Da ilegalidade da orientação na Cosit 308/23 quanto ao momento da tributação

Autores

12 de janeiro de 2024, 18h34

No dia 19 de dezembro 2023, foi publicada a Solução de Consulta Cosit 308, de 15/12/2023 (SC COSIT 308/23), que, entre outras, trata do momento que se deve reconhecer a receita do indébito, precisamente, referente ao IRPJ, CSLL (principal), PIS e Cofins (correção monetária).
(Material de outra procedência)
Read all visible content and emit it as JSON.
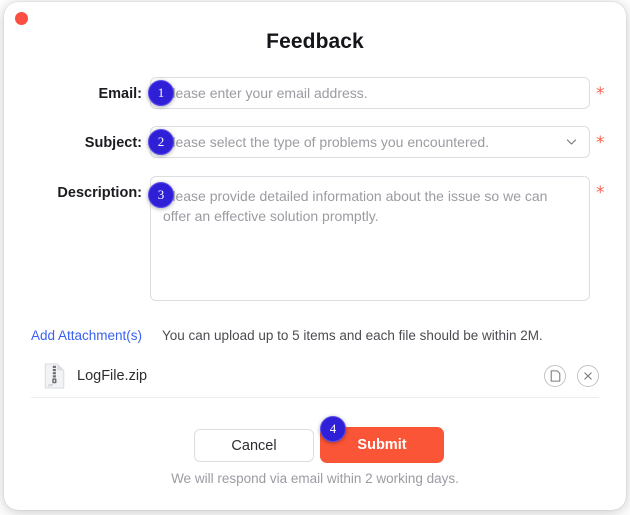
{
  "window": {
    "close_button": "close-dot",
    "title": "Feedback"
  },
  "form": {
    "email": {
      "label": "Email:",
      "placeholder": "Please enter your email address.",
      "required_marker": "*"
    },
    "subject": {
      "label": "Subject:",
      "placeholder": "Please select the type of problems you encountered.",
      "required_marker": "*",
      "dropdown_icon": "chevron-down-icon"
    },
    "description": {
      "label": "Description:",
      "placeholder": "Please provide detailed information about the issue so we can offer an effective solution promptly.",
      "required_marker": "*"
    }
  },
  "attachments": {
    "link_label": "Add Attachment(s)",
    "hint": "You can upload up to 5 items and each file should be within 2M.",
    "files": [
      {
        "name": "LogFile.zip",
        "icon": "zip-file-icon",
        "preview_icon": "document-icon",
        "remove_icon": "close-x-icon"
      }
    ]
  },
  "actions": {
    "cancel_label": "Cancel",
    "submit_label": "Submit"
  },
  "footer": {
    "note": "We will respond via email within 2 working days."
  },
  "annotations": [
    {
      "number": "1",
      "target": "email-input"
    },
    {
      "number": "2",
      "target": "subject-select"
    },
    {
      "number": "3",
      "target": "description-textarea"
    },
    {
      "number": "4",
      "target": "submit-button"
    }
  ],
  "colors": {
    "accent_submit": "#fa5536",
    "link": "#3b61f2",
    "required": "#f8604f",
    "badge": "#2f20d8",
    "close_dot": "#fb4f43"
  }
}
Para melhor contextualização, reproduz-se abaixo em resumo, o entendimento da Receita Federal proferido na SC Cosit 308/23 para o tratamento tributário que deve ser dado na repetição do indébito da exclusão do ICMS das bases de cálculo do PIS e Cofins, a saber:

Quanto a incidência de IRPJ, CSLL, PIS e Cofins sobre o principal do indébito

  • IRPJ e CSLL: há incidência sobre os valores referente ao principal do indébito tributário, relativos à exclusão do Cims das bases de cálculo do PIS e Cofins; e
  • PIS e Cofins: Não há incidência sobre os valores referente ao principal do indébito tributário, relativos à exclusão do Cims das bases de cálculo do PIS e Cofins.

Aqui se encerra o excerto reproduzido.